Dönmez, konuyla ilgili; “Altyapımızı sürekli geliştiriyor bir yandan da yoğun bir enerji diplomasisi yürütüyoruz. 2’si FSRU olan toplam 4  LNG tesisimizin sayısını Saros’ta devreye alacağımız yeni FSRU ile 5’e çıkaracağız” ifadelerini kullandı.

Enerji verimliliği yatırımlarının artarak sanayide, ulaştırmada, hanelerde, tarımda ve enerjide verimlilik artışı yakalandığına vurgu yapan Dönmez, sadece arama, üretim ve iletimde değil, enerji teknolojilerinin geliştirilmesi noktasında da dev adımlar atıldığını belirtti.

“Türkiye Yüzyılı ile birlikte enerjide yeni bir döneme giriyoruz”  diyen Dönmez; “İlan edeceğimiz Türkiye Ulusal Enerji Planı, Türkiye’nin enerjide gelecek vizyonu olacak” diye konuştu.

Dönmez; “2053 net sıfır emisyon hedefi çerçevesinde hazırladığımız Türkiye Ulusal Enerji Planımız hem ekonomik büyümeye destek sağlayacak, hem de yeşil enerji dönüşümümüzü bir üst merhaleye taşıyacak. Biliyorsunuz iklim değişikliği önümüzdeki yüzyılın en önemli konularından biri. Yoğun sanayileşme sonucu artan karbon emisyonu gezegenimizin tolere edebileceği sınırı aştı. Artık yeşil ve yenilenebilir enerji bütün dünyanın gündeminde. Yenilenebilir enerjiye son zamanlarda yaptığımız yatırımlarla önemli bir ivme yakaladık. Bu çalışmalarımızı bir üst seviyeye çıkaracak hedeflerimizi sizlerle paylaşmak istiyorum” ifadelerini kullandı.

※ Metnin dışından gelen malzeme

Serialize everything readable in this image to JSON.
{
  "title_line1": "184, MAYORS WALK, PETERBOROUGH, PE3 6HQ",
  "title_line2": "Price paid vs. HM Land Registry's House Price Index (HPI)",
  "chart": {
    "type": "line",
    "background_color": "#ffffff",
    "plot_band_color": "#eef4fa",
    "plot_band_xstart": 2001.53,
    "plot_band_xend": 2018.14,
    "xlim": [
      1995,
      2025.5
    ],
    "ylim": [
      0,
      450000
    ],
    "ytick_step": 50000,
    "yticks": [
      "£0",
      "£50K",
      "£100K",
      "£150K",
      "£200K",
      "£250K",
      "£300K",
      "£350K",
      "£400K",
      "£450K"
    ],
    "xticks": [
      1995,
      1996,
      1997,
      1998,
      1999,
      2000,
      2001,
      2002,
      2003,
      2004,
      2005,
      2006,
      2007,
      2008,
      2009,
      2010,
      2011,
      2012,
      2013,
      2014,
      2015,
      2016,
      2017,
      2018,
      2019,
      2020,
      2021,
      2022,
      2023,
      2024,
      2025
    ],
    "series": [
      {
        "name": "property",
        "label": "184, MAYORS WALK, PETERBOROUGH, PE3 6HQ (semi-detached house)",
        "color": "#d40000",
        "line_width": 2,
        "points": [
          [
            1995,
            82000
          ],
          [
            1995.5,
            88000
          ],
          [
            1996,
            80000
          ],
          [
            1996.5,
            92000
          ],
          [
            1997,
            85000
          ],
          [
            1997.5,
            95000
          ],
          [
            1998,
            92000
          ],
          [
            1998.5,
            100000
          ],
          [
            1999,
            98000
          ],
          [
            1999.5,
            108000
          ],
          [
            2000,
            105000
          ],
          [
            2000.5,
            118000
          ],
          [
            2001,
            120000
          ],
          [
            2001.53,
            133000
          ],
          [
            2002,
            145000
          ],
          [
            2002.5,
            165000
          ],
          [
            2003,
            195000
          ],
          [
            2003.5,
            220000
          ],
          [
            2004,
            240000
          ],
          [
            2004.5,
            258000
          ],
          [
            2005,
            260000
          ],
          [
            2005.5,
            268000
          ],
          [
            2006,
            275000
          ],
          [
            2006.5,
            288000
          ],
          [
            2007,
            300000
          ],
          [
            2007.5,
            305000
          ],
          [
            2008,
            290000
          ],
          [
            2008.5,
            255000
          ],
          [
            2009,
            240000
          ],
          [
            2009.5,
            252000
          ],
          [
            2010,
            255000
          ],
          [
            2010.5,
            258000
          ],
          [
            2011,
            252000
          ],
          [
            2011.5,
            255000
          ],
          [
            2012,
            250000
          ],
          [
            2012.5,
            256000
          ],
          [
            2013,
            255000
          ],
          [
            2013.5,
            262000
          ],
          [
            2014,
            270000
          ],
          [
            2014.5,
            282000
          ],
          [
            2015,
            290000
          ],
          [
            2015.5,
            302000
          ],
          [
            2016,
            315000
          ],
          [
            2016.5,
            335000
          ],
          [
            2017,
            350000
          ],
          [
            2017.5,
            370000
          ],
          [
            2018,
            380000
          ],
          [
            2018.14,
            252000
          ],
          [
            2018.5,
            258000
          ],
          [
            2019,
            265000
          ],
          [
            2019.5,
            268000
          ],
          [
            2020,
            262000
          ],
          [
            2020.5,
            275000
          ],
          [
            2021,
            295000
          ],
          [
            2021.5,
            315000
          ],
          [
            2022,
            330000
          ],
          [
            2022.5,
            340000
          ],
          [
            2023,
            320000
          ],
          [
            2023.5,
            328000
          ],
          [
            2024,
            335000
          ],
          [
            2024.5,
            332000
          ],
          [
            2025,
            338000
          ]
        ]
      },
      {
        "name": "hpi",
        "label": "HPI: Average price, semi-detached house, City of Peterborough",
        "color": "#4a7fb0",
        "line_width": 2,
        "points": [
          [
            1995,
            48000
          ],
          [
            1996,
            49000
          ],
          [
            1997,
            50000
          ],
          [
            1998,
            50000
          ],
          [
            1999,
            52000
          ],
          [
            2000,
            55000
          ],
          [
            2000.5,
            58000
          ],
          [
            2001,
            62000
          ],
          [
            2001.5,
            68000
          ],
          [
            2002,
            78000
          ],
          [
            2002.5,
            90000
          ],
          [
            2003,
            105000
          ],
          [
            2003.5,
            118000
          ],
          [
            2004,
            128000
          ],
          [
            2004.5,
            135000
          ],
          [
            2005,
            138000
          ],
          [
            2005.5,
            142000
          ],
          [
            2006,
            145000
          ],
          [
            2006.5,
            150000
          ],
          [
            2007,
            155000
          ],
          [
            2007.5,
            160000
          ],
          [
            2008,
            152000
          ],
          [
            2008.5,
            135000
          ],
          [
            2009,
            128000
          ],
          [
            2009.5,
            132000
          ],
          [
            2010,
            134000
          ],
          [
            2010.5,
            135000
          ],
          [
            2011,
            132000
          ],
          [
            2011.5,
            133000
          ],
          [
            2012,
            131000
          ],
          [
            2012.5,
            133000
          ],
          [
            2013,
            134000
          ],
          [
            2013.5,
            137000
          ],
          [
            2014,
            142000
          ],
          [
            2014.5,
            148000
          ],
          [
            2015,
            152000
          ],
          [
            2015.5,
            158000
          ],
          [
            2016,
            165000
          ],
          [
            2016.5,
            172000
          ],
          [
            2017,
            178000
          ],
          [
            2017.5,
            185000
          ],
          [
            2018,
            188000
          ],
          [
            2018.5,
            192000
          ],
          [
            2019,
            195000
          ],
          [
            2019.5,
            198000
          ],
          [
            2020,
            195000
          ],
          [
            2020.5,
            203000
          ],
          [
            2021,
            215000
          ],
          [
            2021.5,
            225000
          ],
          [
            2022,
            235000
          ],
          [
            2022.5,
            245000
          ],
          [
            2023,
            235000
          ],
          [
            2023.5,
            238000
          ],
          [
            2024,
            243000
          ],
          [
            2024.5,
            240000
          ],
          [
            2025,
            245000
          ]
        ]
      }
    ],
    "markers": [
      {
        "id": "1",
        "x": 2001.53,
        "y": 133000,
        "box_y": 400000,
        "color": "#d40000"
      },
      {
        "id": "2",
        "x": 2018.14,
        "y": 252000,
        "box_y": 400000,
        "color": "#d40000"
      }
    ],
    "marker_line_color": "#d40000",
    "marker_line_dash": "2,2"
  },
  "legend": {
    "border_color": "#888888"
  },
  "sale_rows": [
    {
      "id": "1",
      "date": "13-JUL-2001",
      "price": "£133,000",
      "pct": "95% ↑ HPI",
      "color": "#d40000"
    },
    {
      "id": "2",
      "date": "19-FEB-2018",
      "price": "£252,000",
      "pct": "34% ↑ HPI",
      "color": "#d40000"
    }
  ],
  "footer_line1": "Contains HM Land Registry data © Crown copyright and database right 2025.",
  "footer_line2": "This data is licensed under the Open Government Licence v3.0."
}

‘TÜRKİYE ULUSAL ENERJİ PLANI & TÜRKİYE HİDROJEN TEKNOLOJİLERİ STRATEJİSİ VE YOL HARİTASI’ HEDEFLERİ

Bakan Dönmez, belirlenen hedefleri şu şekilde açıkladı:

“-2020 yılında 147,2 milyon ton eş değer petrol olan enerji tüketimimiz Türkiye’nin büyüme hedefleri doğrultusunda 2035 yılında 205,3 milyon ton eş değer petrole ulaşacak.

-12 yıl içerisinde enerji tüketimimizde yaklaşık yüzde 39,5’luk bir artış öngörüyoruz.

-2020 yılında birincil enerji tüketimimiz içerisinde yüzde 16,7’lik paya sahip olan yenilenebilir enerji kaynakları 2035 yılında yüzde 23,7 bandına yükselecek.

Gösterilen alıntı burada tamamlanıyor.